Fantasy sports: Let the quarterbacks come to you
Tony Romo, with an average draft position of the sixth round, is smiling because he knows his fantasy owner has the RB and WR positions locked up, while Drew Brees' owner is scrambling to find a decent WR2. (AP file photo , Carroll County Times)

If you've heard it once, you've heard it a million times, the NFL has morphed into a passing league. And while that means that quarterbacks are becoming by far the highest point-scorers in all of fantasy football, it also means that there isn't a deeper position in fantasy football than quarterback.
Using Yahoo! Fantasy Sports standard scoring system (1 point per 25 passing yards, 4 for passing touchdowns versus 1 point per 10 rushing/receiving yards and 6 points per rushing/receiving touchdowns) there were a whopping 20 quarterbacks in the top 25 scoring positions last year. Ryan Fitzpatrick was No. 25. Phillip Rivers, for as awful of a season as he had, just missed, coming in 26th, ahead of fantasy studs like Ray Rice, Calvin Johnson, Brandon Marshall and C.J. Spiller.
So there are plenty of useful players to be had. Last year, I went 11-2 in one of my leagues platooning the dull-as-can-be combination of Houston's Matt Schaub and Oakland's Carson Palmer.

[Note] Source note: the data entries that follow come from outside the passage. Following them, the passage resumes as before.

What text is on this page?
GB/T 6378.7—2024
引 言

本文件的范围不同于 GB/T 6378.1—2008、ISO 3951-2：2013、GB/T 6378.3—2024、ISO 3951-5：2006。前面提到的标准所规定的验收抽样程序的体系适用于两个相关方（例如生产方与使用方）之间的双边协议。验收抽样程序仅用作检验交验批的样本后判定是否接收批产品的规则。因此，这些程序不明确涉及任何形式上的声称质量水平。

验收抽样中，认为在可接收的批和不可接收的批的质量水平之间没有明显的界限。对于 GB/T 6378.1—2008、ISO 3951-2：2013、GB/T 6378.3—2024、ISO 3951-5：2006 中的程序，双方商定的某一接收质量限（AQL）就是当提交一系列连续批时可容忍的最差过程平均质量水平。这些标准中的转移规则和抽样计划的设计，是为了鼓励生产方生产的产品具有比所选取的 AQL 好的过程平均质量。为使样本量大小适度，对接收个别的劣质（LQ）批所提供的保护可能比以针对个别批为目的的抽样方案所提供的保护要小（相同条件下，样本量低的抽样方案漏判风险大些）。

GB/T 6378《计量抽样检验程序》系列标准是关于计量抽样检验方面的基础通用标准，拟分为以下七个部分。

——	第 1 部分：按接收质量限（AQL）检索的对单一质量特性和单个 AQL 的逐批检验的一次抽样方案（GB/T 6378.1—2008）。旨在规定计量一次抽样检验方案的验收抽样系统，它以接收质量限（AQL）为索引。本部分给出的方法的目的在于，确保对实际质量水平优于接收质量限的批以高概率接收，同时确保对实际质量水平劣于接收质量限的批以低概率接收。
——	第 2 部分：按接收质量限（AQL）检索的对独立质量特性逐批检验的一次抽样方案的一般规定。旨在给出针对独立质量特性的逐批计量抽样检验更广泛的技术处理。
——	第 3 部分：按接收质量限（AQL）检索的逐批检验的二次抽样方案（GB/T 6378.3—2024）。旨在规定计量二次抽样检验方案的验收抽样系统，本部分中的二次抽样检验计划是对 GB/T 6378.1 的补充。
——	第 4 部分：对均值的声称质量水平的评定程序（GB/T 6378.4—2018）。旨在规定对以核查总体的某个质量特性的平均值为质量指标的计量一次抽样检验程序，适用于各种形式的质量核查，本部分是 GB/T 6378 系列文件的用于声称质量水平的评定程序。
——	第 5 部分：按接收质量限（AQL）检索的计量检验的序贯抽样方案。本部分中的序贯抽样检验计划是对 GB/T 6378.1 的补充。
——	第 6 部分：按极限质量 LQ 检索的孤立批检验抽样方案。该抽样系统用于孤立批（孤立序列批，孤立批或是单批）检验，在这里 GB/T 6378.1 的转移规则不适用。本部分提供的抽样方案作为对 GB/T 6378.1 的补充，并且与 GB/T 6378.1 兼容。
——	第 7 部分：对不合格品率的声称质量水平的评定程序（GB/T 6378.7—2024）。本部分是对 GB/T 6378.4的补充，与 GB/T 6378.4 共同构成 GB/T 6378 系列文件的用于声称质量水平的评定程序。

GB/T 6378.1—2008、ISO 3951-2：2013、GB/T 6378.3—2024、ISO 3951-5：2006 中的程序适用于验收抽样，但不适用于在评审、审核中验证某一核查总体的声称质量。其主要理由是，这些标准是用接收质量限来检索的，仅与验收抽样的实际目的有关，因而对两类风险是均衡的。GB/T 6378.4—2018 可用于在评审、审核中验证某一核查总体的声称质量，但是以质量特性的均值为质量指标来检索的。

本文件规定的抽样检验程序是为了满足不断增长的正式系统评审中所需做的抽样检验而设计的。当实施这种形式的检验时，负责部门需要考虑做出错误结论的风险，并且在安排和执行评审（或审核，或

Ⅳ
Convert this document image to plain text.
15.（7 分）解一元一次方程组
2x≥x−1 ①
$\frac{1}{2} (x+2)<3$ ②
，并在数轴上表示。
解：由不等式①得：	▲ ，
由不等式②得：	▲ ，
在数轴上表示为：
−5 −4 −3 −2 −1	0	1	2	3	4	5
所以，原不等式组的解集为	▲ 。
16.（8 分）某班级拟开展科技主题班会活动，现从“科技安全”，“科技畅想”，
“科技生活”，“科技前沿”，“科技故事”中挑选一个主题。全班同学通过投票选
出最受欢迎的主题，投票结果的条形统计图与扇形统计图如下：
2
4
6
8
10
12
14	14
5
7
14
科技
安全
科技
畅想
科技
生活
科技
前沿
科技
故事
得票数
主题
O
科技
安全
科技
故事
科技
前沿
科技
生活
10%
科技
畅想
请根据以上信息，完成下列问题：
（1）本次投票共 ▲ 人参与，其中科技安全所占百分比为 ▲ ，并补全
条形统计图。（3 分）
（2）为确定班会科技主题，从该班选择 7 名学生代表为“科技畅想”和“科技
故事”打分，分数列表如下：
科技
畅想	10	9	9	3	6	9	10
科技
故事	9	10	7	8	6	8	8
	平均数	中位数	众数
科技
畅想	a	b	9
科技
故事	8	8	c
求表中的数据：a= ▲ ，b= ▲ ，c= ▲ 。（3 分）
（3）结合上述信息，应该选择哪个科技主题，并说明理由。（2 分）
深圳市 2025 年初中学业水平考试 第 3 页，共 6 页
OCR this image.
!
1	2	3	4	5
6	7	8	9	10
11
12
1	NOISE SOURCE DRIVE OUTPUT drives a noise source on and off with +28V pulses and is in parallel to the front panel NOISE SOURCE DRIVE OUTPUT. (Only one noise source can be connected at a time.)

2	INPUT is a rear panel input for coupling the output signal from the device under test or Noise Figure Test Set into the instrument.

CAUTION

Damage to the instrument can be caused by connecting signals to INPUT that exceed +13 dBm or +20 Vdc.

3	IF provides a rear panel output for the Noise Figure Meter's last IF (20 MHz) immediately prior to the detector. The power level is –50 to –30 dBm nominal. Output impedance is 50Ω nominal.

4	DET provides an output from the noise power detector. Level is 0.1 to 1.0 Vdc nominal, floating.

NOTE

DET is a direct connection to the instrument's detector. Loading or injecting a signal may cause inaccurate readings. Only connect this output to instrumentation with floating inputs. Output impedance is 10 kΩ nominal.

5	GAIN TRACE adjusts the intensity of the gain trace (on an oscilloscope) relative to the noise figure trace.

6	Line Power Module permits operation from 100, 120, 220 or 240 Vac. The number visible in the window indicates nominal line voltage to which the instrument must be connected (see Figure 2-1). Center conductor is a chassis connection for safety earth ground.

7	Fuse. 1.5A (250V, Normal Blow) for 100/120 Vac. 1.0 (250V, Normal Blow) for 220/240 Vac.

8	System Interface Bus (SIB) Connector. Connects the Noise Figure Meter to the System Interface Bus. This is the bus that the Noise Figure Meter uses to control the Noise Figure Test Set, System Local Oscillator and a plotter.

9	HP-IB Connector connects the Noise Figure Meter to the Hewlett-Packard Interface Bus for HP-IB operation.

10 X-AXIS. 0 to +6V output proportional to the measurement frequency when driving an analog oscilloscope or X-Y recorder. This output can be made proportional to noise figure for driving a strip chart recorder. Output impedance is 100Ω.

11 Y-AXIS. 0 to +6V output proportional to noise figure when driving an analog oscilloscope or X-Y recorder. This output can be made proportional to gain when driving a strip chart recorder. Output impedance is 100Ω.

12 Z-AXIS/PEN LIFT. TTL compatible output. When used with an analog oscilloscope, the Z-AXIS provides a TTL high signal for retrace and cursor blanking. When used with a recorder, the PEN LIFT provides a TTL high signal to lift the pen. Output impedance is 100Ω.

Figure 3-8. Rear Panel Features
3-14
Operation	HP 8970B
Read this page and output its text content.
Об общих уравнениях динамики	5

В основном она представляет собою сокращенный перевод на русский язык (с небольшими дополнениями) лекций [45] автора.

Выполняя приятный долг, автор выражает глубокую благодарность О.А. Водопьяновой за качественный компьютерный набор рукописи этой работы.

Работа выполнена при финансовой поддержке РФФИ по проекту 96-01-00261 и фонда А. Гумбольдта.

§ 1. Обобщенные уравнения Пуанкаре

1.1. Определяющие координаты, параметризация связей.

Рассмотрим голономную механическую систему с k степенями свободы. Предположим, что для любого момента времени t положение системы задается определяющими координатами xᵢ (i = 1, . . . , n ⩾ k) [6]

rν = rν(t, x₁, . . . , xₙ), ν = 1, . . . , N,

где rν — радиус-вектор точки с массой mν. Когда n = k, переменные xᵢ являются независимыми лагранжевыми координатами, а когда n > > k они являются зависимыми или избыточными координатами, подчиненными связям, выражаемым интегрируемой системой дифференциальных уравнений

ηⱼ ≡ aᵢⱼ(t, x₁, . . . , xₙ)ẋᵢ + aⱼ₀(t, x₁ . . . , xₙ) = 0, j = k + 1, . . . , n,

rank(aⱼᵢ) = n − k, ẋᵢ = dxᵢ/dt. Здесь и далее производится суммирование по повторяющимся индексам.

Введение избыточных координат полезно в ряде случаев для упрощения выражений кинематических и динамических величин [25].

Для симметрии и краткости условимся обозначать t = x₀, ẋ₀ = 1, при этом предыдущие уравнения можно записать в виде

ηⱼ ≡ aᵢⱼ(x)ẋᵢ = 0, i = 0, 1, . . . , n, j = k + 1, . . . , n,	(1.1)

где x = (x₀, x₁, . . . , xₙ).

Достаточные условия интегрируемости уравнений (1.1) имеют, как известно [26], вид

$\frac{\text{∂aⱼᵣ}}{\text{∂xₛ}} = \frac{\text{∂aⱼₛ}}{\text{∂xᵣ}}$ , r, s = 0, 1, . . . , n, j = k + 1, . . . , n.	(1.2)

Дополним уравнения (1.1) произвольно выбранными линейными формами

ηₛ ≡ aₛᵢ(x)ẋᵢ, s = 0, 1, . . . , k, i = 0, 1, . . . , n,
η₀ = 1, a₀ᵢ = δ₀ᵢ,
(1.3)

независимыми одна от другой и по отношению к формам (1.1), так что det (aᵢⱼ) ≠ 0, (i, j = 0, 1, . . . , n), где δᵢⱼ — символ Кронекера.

Granted, I got bounced in the first round of the playoffs, but that had more to do with my opponent's obscene 50 points he got from the combination of the Cleveland defense and Indianapolis kicker Adam Vinatieri that, even had I started last year's top scorer in fantasy, Drew Brees, I wouldn't have been able to overcome.
My point is, unless you play in a league that requires you to start two quarterbacks (or one of those weird leagues that allows you to play a quarterback in your "flex" position) you can wait almost until the 7th or 8th round to draft your starter and, depending on their injury history, may not need to take a backup. (Just pluck someone off waivers during their bye week.)
While league rules vary, nearly all of them require starting two running backs and two wide receivers. You should address those four spots before you even think about drafting a QB. (There are exceptions to this rule, which I'll get into in a minute). Depending on your league settings, a third starting WR or a "flex" that allows you to pick between a RB, WR and occasionally, a tight end, might be worth drafting before you select a quarterback as well.
Here's what I know: Most fantasy leagues consist of 10 to 12 teams. Depending on how you feel about Michael Vick this year, there are 13 to 14 guys who should be considered "QB1" in fantasy football. While every league has at least one of with those quarterback hoarders - guys who take two top 10 quarterbacks before others pick their first - chances are, you can wait, be one of the last people to take your starting QB and still come away with a guy you can win with and get solid weekly production from.
And that quarterback hoarder, about mid-way through the season and upon realizing he's weak at RB and WR, will try to trade the guy sitting on his bench (usually at a value, giving you an opportunity to swoop in) or go insane deciding which of his quarterbacks to start each week and run his team into the ground.
With all that said, don't pass on one of the top quarterbacks if there is value presented there. For example, if Drew Brees slips into the middle of round 3 of your 12-team draft or Aaron Rodgers slips to the end of round 3 or early round 4, you take them. If that happens, that likely means a few people overdrafted certain running backs or wide receivers and there might not be guys at that position you like anyway. This is also not to say that you shouldn't take Brees or Rodgers right around their average draft position or even a bit earlier after the elite runners and receivers are off the board.
Personally, I'm going to load up on RBs and WRs, then try to get a Matt Stafford, Andrew Luck or Tony Romo to quarterback my squad in the 6th or 7th rounds, while you're scrambling to find someone you can count on for week-to-week consistency out of your second RB or WR and your flex.